Shell Sets Sights on Top Spot
The CEO of Shell wants the company to regain its position as the best home for investors’ cash, a position it lost for the first time after 90 years in the late 1990s, when the wave of mergers created giants such as ExxonMobil, the present title-holder. It will do this by picking only the highest margin production to invest in; high-grading its portfolio; and developing new growth engines, said Ben van Beurden.
The main levers affecting value growth are asset sales; cuts in capital expenditure and operating expenditure; delivery of projects; and the oil price.
Apart from the last, all of these are under Shell’s control. The last is tricky but a common problem for all producers. Each $10/b more or less adds or subtracts $5bn/yr from cash-flow, said CFO Simon Henry. He sees the price reaching the mid-$60s in 2018. In the meantime the company will rely less on exploration, with 1mn barrels of oil equivalent/day more than it had before the BG merger. “This is a great set of assets with a high margin,” he said.
Of the company’s capital employed, two thirds of it is in cash engines, a quarter in growth engines and the remainder in longer-term projects such as shale and new energies. Cash engines, such as LNG, have to yield high – double-digit – returns as they have to support everything else the company wants to do.
Investment on capital projects will stay within the $25bn-30bn/year range, starting off this year at $29bn; if the oil price goes lower for some time the floor may also fall, said Henry. Debt gearing is now at 26% and will probably rise again before going down, but it will not go above 30%. Dividends will grow. Capex will not go above $30bn until the substantial part of the buy-backs has been done, he said. At the time the deal was announced, the structure was criticised because of the impact it would have on Shell dividends.
Asset sales will yield $30bn by 2018, a tenth of the current balance sheet, but there is no time-pressure to sell. “They will not be at give-away prices,” he said. “If it takes longer, and we preserve shareholder value, so be it.”
The company has already saved $45bn from project cancellations or sales. These include projects in Malaysia and Australia – Arrow and Wheatstone are off, but not Browse.
Ben van Beurden (image credit: Shell)
LNG glut 'to last till early 2020s'
Van Beurden said that the significant oversupply of LNG would last until the early years of the next decade. Of its own portfolio, 10-15% is sold spot and those cargoes are going into developing new markets where term supply could develop. None were named but Shell has been in talks with governments in Morocco, for example, about using floating LNG import terminals (FSRUs) as bridgeheads to develop markets where it can later move in more substantially.
At the moment, integrated gas is the biggest cash engine, which accounts for about a third of capital employed and will be a major contributor to growth going forward. “We need double-digit return,” he said. Chemicals and deepwater are next growth priorities. “We must focus on areas where our assets are better than our rivals’ and we must be best in class in execution." Future opportunities come from renewables wind, shales. There is no point in shale until the price rebounds, as they have a very short payback period, he said.

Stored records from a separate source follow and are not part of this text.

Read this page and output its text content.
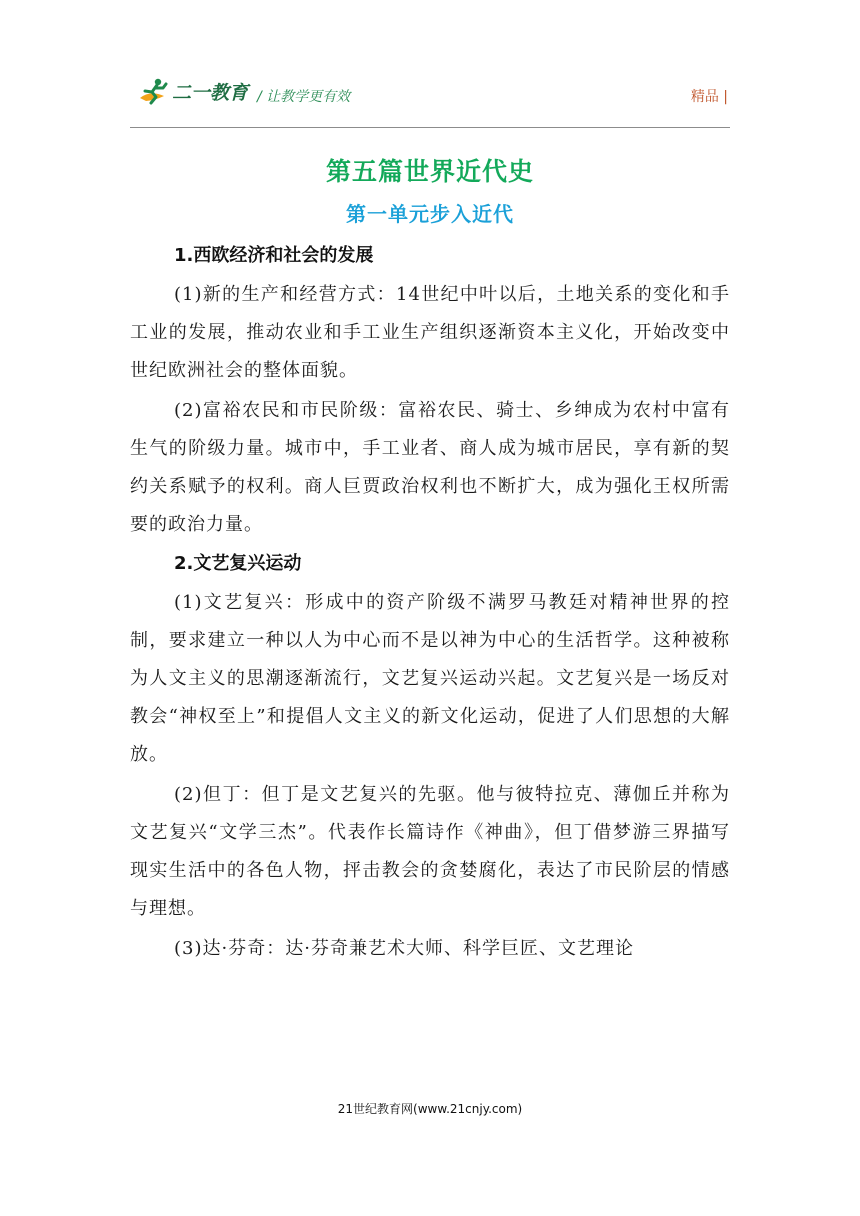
二一教育 / 让教学更有效	精品 |
第五篇世界近代史
第一单元步入近代
1.西欧经济和社会的发展

(1)新的生产和经营方式：14世纪中叶以后，土地关系的变化和手工业的发展，推动农业和手工业生产组织逐渐资本主义化，开始改变中世纪欧洲社会的整体面貌。

(2)富裕农民和市民阶级：富裕农民、骑士、乡绅成为农村中富有生气的阶级力量。城市中，手工业者、商人成为城市居民，享有新的契约关系赋予的权利。商人巨贾政治权利也不断扩大，成为强化王权所需要的政治力量。

2.文艺复兴运动

(1)文艺复兴：形成中的资产阶级不满罗马教廷对精神世界的控制，要求建立一种以人为中心而不是以神为中心的生活哲学。这种被称为人文主义的思潮逐渐流行，文艺复兴运动兴起。文艺复兴是一场反对教会“神权至上”和提倡人文主义的新文化运动，促进了人们思想的大解放。

(2)但丁：但丁是文艺复兴的先驱。他与彼特拉克、薄伽丘并称为文艺复兴“文学三杰”。代表作长篇诗作《神曲》，但丁借梦游三界描写现实生活中的各色人物，抨击教会的贪婪腐化，表达了市民阶层的情感与理想。

(3)达·芬奇：达·芬奇兼艺术大师、科学巨匠、文艺理论

21世纪教育网(www.21cnjy.com)
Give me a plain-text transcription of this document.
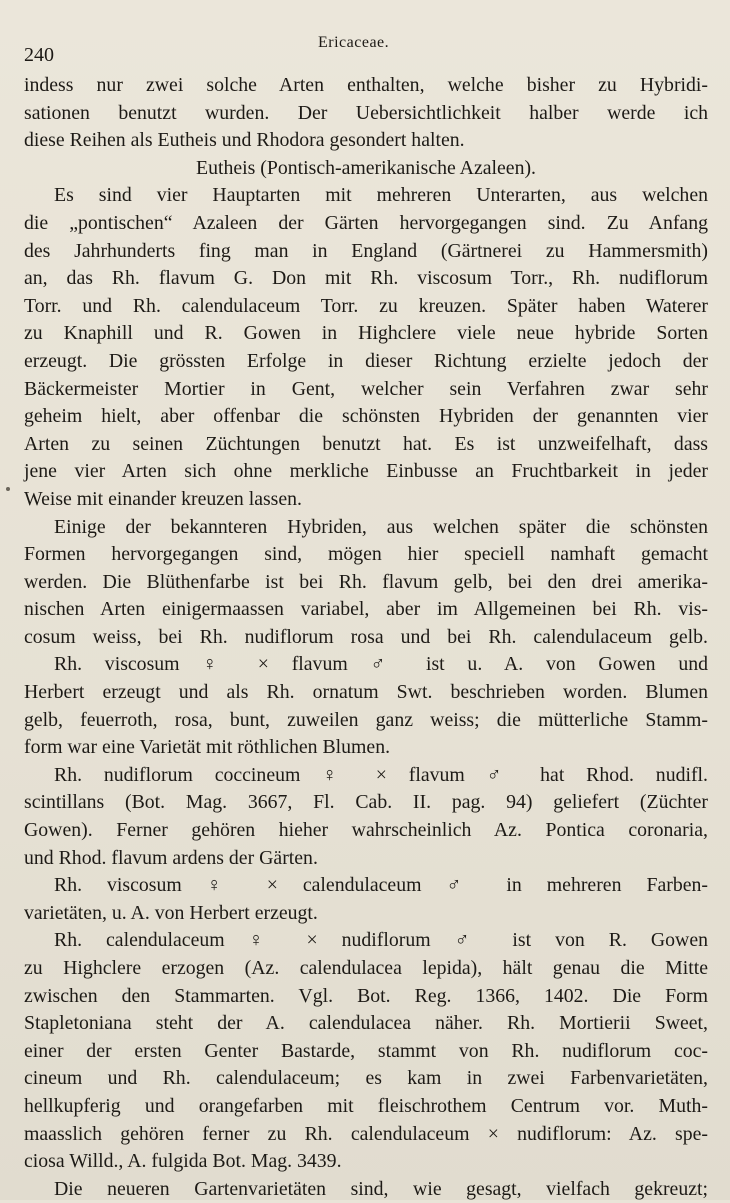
240
Ericaceae.
indess nur zwei solche Arten enthalten, welche bisher zu Hybridi-
sationen benutzt wurden. Der Uebersichtlichkeit halber werde ich
diese Reihen als Eutheis und Rhodora gesondert halten.
Eutheis (Pontisch-amerikanische Azaleen).
Es sind vier Hauptarten mit mehreren Unterarten, aus welchen
die „pontischen“ Azaleen der Gärten hervorgegangen sind. Zu Anfang
des Jahrhunderts fing man in England (Gärtnerei zu Hammersmith)
an, das Rh. flavum G. Don mit Rh. viscosum Torr., Rh. nudiflorum
Torr. und Rh. calendulaceum Torr. zu kreuzen. Später haben Waterer
zu Knaphill und R. Gowen in Highclere viele neue hybride Sorten
erzeugt. Die grössten Erfolge in dieser Richtung erzielte jedoch der
Bäckermeister Mortier in Gent, welcher sein Verfahren zwar sehr
geheim hielt, aber offenbar die schönsten Hybriden der genannten vier
Arten zu seinen Züchtungen benutzt hat. Es ist unzweifelhaft, dass
jene vier Arten sich ohne merkliche Einbusse an Fruchtbarkeit in jeder
Weise mit einander kreuzen lassen.
Einige der bekannteren Hybriden, aus welchen später die schönsten
Formen hervorgegangen sind, mögen hier speciell namhaft gemacht
werden. Die Blüthenfarbe ist bei Rh. flavum gelb, bei den drei amerika-
nischen Arten einigermaassen variabel, aber im Allgemeinen bei Rh. vis-
cosum weiss, bei Rh. nudiflorum rosa und bei Rh. calendulaceum gelb.
Rh. viscosum ♀ × flavum ♂ ist u. A. von Gowen und
Herbert erzeugt und als Rh. ornatum Swt. beschrieben worden. Blumen
gelb, feuerroth, rosa, bunt, zuweilen ganz weiss; die mütterliche Stamm-
form war eine Varietät mit röthlichen Blumen.
Rh. nudiflorum coccineum ♀ × flavum ♂ hat Rhod. nudifl.
scintillans (Bot. Mag. 3667, Fl. Cab. II. pag. 94) geliefert (Züchter
Gowen). Ferner gehören hieher wahrscheinlich Az. Pontica coronaria,
und Rhod. flavum ardens der Gärten.
Rh. viscosum ♀ × calendulaceum ♂ in mehreren Farben-
varietäten, u. A. von Herbert erzeugt.
Rh. calendulaceum ♀ × nudiflorum ♂ ist von R. Gowen
zu Highclere erzogen (Az. calendulacea lepida), hält genau die Mitte
zwischen den Stammarten. Vgl. Bot. Reg. 1366, 1402. Die Form
Stapletoniana steht der A. calendulacea näher. Rh. Mortierii Sweet,
einer der ersten Genter Bastarde, stammt von Rh. nudiflorum coc-
cineum und Rh. calendulaceum; es kam in zwei Farbenvarietäten,
hellkupferig und orangefarben mit fleischrothem Centrum vor. Muth-
maasslich gehören ferner zu Rh. calendulaceum × nudiflorum: Az. spe-
ciosa Willd., A. fulgida Bot. Mag. 3439.
Die neueren Gartenvarietäten sind, wie gesagt, vielfach gekreuzt;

Van Beurden also gave more details of a petrochemicals investment in Pennsylvania, for which no financial details have been provided, and commented on the proposed Nord Stream 2 subsea gas pipeline in which Shell is a 10% shareholder.

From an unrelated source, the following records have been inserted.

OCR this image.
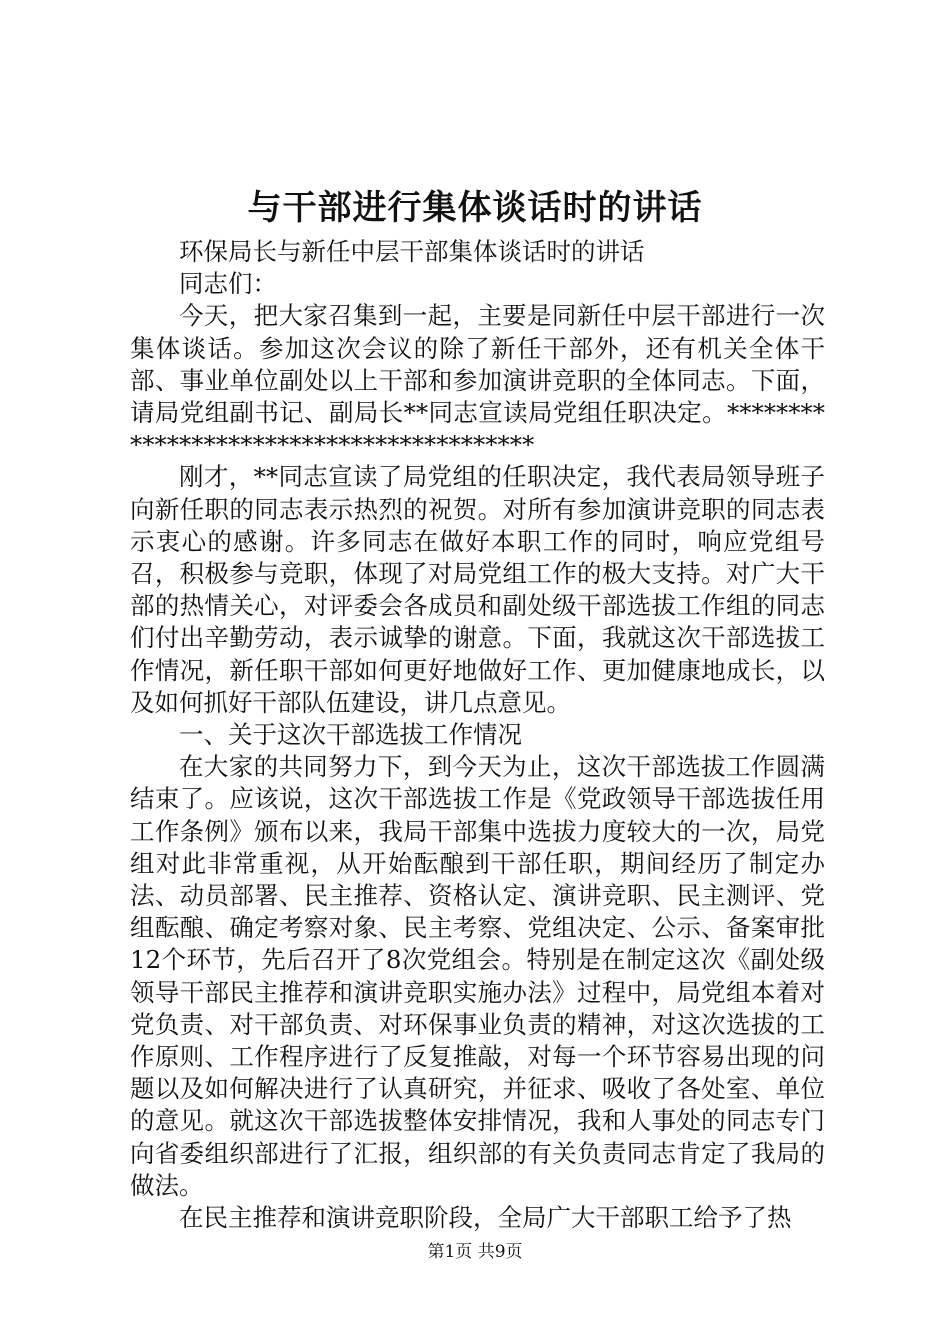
与干部进行集体谈话时的讲话

环保局长与新任中层干部集体谈话时的讲话

同志们：

今天，把大家召集到一起，主要是同新任中层干部进行一次集体谈话。参加这次会议的除了新任干部外，还有机关全体干部、事业单位副处以上干部和参加演讲竞职的全体同志。下面，请局党组副书记、副局长**同志宣读局党组任职决定。*****************************************

刚才，**同志宣读了局党组的任职决定，我代表局领导班子向新任职的同志表示热烈的祝贺。对所有参加演讲竞职的同志表示衷心的感谢。许多同志在做好本职工作的同时，响应党组号召，积极参与竞职，体现了对局党组工作的极大支持。对广大干部的热情关心，对评委会各成员和副处级干部选拔工作组的同志们付出辛勤劳动，表示诚挚的谢意。下面，我就这次干部选拔工作情况，新任职干部如何更好地做好工作、更加健康地成长，以及如何抓好干部队伍建设，讲几点意见。

一、关于这次干部选拔工作情况

在大家的共同努力下，到今天为止，这次干部选拔工作圆满结束了。应该说，这次干部选拔工作是《党政领导干部选拔任用工作条例》颁布以来，我局干部集中选拔力度较大的一次，局党组对此非常重视，从开始酝酿到干部任职，期间经历了制定办法、动员部署、民主推荐、资格认定、演讲竞职、民主测评、党组酝酿、确定考察对象、民主考察、党组决定、公示、备案审批12个环节，先后召开了8次党组会。特别是在制定这次《副处级领导干部民主推荐和演讲竞职实施办法》过程中，局党组本着对党负责、对干部负责、对环保事业负责的精神，对这次选拔的工作原则、工作程序进行了反复推敲，对每一个环节容易出现的问题以及如何解决进行了认真研究，并征求、吸收了各处室、单位的意见。就这次干部选拔整体安排情况，我和人事处的同志专门向省委组织部进行了汇报，组织部的有关负责同志肯定了我局的做法。

在民主推荐和演讲竞职阶段，全局广大干部职工给予了热

第1页 共9页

Speaking about 100 days after the Anglo-Dutch major completed its acquisition of UK gas group BG, Ben van Beurden conceded there were challenges ahead, and the company had to be more resilient, grow its free cash flow and its return on capital employed.
But he said that there were several billions of dollars more synergies than the company expected late last year before the deal went through, which gave it a bit of breathing-space, and that the value of BG was some $10bn above the price paid, based on last February’s forward price curves. Henry said that the $4bn/yr pre-tax synergies target would be attained in 2017, a year ahead of forecast; and reach $4.5bn in 2018, compared with the original estimate of $2bn by 2018. Staff redundancies have been bigger than expected. Buy-backs and debt reduction will be the main beneficiaries once the scrip has been turned off.
On specific projects Henry said the politics surrounding the “major gas reserves” in the eastern Mediterranean, such as Cyprus and Israel as well as Egypt, had to be dealt with before gas could flow into its idle Idku liquefaction plant – part of the BG legacy – in Egypt: “The most logical solution would be to take gas to the empty LNG plant from there, but it is too early to say what the solution might be. Which is the most economic? The market needs to be developed.”
Nigeria’s security situation was already pretty tough and is continuously deteriorating. The Niger Delta Avengers are targeting oil and gas infrastructure, which affects us, the government and the people, Shell said, but this did not affect the deepwater oil or the LNG.
Another country in the headlines where Shell is active is Brazil. Riddled with corruption, its national champion Petrobras in bribery allegations, and with onerous local content rules, the upstream fundamentals are nevertheless “incredibly strong… It is the most attractive deepwater real estate, these projects will be competitive,” Shell said. “Deepwater operators can work there, and that is attractive for them and for the country too. Brazil needs time to work. It has much more upside than downside.”